Are there any tech sectors or skills that are really hot right now? That specialising in will help accelerate your career?

Basically, you can extrapolate it from the types of roles which are hardest to fill. There are things like front-end development stuff and there are a lot of companies looking for people front-end frameworks, such as React and Vue, at the moment.

Anything that demonstrates you have some problem solving and critical thinking ability will do you a lot of favours. Anything around data science and analysis or project definition can be incredibly helpful. Systems thinking, developing awareness of how your work fits into the bigger picture, is useful.

As you develop in your career as a tech leader, what part do soft skills play? Are they becoming more important?

Possibly soft skills have been neglected in the past. Nobody should be trying to take on a management or leadership position without any understanding of what it means to deal with people and motivate them.

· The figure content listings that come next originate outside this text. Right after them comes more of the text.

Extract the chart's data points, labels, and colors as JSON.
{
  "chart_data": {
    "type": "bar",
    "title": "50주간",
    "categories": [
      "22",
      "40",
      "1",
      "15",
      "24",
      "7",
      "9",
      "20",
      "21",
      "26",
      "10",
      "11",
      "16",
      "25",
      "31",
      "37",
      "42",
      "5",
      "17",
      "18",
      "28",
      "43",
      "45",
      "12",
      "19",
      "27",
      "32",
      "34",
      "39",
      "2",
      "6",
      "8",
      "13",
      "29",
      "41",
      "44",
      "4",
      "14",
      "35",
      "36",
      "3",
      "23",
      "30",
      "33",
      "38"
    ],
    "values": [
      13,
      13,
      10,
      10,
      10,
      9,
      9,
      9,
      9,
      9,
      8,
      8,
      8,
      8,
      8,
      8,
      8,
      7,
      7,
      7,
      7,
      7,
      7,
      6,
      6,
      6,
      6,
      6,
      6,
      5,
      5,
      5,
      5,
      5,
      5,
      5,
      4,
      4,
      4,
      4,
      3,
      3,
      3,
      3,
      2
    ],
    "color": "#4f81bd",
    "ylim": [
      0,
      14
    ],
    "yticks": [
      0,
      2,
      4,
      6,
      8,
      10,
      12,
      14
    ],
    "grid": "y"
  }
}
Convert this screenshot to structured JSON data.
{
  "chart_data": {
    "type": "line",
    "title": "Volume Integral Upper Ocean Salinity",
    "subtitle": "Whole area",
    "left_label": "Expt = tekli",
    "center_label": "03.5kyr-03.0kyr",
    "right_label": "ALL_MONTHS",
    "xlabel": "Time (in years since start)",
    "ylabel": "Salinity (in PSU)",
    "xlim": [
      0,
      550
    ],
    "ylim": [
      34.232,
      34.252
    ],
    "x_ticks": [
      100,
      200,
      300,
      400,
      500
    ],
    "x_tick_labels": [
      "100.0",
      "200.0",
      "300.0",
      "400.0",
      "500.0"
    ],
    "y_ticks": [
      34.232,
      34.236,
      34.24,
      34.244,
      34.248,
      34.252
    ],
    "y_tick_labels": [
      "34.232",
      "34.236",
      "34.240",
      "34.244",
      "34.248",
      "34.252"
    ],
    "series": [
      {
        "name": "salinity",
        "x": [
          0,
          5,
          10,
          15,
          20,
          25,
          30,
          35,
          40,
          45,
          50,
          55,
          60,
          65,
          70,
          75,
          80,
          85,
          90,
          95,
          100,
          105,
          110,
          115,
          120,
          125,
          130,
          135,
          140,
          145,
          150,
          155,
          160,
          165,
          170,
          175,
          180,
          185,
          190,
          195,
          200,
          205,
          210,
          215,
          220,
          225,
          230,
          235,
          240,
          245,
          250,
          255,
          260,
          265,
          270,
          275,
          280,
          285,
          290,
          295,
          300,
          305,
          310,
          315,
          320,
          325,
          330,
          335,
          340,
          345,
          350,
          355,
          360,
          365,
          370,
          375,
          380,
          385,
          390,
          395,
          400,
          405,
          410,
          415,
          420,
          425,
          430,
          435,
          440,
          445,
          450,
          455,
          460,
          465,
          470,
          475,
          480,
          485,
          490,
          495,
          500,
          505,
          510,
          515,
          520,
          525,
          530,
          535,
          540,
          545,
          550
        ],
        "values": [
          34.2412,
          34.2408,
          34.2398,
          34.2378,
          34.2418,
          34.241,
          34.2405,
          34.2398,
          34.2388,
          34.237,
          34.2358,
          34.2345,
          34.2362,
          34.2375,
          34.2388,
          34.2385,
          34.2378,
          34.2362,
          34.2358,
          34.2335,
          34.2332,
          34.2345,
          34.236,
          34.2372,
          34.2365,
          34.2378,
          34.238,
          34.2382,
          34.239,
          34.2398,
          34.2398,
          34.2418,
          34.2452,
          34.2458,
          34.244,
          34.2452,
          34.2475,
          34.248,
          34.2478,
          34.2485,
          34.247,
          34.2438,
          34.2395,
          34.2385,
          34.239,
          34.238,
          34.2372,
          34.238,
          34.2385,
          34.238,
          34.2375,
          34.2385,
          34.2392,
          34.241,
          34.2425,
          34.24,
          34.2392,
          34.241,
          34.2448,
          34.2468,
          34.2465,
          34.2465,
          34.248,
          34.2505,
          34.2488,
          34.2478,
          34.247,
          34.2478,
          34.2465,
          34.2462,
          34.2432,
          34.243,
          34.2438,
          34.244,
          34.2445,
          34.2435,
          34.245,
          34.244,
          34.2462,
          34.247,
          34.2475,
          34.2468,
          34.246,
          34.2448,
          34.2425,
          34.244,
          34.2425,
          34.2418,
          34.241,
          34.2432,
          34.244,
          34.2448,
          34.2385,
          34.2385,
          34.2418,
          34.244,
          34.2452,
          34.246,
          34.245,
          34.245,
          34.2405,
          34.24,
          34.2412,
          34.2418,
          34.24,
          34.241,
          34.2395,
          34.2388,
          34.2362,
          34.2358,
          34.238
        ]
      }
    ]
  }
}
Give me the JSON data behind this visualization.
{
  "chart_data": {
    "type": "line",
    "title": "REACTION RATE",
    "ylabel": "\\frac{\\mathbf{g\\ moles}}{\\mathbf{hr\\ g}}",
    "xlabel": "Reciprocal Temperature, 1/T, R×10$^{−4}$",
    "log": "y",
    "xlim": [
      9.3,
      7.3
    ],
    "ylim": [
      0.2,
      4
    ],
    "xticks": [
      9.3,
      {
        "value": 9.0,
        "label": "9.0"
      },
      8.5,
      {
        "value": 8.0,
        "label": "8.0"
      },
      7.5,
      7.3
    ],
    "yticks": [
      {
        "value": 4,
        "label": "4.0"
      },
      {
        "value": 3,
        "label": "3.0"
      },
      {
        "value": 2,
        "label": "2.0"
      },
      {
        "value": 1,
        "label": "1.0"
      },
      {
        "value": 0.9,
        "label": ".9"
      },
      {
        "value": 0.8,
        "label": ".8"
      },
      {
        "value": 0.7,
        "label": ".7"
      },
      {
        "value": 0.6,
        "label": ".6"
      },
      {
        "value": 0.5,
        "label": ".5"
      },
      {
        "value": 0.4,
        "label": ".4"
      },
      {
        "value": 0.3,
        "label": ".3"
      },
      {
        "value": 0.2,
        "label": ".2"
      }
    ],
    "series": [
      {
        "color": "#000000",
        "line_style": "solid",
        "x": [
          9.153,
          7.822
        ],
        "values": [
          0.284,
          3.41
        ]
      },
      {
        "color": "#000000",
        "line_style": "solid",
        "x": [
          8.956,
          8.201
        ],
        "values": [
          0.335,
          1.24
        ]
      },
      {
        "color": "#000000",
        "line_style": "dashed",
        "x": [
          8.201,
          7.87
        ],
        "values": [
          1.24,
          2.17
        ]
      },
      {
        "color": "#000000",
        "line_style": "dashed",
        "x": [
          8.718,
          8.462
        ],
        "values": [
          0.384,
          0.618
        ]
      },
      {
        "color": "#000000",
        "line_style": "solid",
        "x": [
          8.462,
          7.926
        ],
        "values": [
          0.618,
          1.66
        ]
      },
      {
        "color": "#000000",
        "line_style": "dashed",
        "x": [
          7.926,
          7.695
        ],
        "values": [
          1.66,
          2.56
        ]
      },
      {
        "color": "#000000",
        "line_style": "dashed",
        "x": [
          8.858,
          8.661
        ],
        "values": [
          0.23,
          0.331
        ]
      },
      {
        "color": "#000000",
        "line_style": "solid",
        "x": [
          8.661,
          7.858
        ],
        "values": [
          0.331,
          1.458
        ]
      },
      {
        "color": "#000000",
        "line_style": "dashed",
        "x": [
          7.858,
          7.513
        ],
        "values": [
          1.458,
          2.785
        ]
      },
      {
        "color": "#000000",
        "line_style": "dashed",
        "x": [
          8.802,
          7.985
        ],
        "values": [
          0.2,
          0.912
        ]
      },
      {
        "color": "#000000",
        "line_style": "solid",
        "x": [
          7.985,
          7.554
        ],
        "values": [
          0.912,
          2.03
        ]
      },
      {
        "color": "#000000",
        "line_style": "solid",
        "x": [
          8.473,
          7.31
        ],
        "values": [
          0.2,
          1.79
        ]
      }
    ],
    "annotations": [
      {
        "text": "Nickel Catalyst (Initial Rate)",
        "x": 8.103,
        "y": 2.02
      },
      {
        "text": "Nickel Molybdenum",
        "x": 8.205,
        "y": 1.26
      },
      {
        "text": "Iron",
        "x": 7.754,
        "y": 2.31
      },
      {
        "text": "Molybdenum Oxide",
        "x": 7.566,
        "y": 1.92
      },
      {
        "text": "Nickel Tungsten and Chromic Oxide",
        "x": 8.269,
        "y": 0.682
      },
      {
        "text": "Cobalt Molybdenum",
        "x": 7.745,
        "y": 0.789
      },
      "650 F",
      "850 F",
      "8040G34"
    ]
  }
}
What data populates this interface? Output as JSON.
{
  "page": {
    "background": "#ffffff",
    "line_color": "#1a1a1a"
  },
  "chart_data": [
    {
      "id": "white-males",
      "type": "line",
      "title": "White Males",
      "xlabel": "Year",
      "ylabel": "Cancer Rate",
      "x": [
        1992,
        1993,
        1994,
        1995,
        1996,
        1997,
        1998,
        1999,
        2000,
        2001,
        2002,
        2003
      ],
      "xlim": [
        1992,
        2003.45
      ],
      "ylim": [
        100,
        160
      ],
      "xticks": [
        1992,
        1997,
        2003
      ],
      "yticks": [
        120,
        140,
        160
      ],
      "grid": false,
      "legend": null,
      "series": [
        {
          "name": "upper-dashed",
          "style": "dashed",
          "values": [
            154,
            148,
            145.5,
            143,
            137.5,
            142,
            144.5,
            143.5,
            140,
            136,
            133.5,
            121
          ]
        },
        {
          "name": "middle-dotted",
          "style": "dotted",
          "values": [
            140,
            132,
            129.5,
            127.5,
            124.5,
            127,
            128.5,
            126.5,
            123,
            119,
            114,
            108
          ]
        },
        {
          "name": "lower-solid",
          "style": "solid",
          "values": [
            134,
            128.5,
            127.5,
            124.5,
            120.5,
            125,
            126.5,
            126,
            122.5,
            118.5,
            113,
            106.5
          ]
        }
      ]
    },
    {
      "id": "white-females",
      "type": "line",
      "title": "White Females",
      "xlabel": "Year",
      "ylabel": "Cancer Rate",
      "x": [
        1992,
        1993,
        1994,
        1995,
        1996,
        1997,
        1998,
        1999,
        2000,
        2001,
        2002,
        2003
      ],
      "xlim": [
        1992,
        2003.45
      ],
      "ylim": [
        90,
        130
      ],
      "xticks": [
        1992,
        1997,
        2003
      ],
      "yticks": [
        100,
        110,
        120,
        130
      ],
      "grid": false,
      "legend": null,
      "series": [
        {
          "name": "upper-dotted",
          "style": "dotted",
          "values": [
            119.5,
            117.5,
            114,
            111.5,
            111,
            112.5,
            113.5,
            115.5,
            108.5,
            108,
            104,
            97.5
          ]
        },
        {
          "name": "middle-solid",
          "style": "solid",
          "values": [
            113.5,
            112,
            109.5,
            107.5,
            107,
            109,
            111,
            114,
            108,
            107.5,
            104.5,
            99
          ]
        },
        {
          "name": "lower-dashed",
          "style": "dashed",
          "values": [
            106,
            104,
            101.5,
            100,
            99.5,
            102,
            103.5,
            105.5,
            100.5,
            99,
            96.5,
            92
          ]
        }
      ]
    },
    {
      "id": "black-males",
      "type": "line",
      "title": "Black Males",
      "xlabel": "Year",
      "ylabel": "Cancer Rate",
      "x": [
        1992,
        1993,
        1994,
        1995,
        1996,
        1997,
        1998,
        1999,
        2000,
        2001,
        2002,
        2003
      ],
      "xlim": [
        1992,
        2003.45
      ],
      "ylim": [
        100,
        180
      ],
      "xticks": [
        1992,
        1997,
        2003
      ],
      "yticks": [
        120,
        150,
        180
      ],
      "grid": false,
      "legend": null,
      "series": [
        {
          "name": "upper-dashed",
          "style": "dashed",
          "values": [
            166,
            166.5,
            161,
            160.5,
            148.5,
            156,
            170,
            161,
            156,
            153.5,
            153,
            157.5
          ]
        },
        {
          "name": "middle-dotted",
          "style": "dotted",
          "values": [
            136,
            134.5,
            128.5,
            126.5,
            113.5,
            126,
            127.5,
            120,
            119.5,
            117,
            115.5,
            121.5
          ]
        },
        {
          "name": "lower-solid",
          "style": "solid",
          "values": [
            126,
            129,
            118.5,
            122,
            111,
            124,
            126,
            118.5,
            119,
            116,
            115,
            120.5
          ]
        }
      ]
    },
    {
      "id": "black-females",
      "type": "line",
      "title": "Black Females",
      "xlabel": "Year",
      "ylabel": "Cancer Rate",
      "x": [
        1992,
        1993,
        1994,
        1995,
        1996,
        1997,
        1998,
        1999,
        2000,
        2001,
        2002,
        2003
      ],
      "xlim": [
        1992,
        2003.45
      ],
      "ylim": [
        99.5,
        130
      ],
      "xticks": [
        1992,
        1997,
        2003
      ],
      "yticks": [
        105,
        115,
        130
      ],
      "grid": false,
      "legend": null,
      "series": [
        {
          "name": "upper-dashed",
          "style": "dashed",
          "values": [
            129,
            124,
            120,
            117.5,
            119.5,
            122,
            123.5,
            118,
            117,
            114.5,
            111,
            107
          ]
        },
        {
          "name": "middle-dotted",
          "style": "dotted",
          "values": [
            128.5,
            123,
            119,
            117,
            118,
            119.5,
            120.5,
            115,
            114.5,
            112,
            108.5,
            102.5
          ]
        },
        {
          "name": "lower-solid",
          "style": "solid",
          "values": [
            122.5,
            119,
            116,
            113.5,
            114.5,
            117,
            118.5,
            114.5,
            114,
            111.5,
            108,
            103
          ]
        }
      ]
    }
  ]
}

Empathy, communication and creating an environment of psychological safety so that people can really push the boundaries of what they work on without fear of reprisal, are really important in a management role. Companies such as Google and Twitter have analysed what works best in their teams and they’ve been fairly unanimous that generative cultures, as opposed to dictatorships and bureaucratic cultures, are the way businesses work best. It’s as simple as that.

Another skill is knowing how to translate the technical speak to people outside of engineering. Actually, the first people you are responsible to are people on the same level as you across the organisation and not those developers underneath you. Part of that responsibility is translation, being able to translate the needs and plans and solutions which the engineering team has come up with to other departments.

Has the role of the CTO and the skills needed changed since the working from home revolution?

Absolutely. Working from home has introduced a whole bunch on new barriers. You don’t get to form the same interpersonal relationships as you used to have with team members, the same level of integration. And then you have to use new tools, new ways of working with your team, so that you have to write everything down. So, yes, it’s been a big, big change.

When people come to you, what’s the biggest problem they are grappling with? Is it keeping up with the tech side or feeling overwhelmed by the personnel management and soft skills part?

I would say that, coming out of the pandemic, there has been a lot of burn-out. Some people come to us because they want to measure themselves against other people’s approaches. Sometimes they want hands-on coaching and mentoring.

The final level in CTO career development surely has to be sitting on the board

It’s far less uncommon than you think, to use a double negative. If you’re a tech start-up and you’re one of the co-founders, then as CTO, you’re going to be on the board anyway. But if you are a tech-first, as opposed to a tech-enabled company, regardless of size, I think you should have someone technical on the board.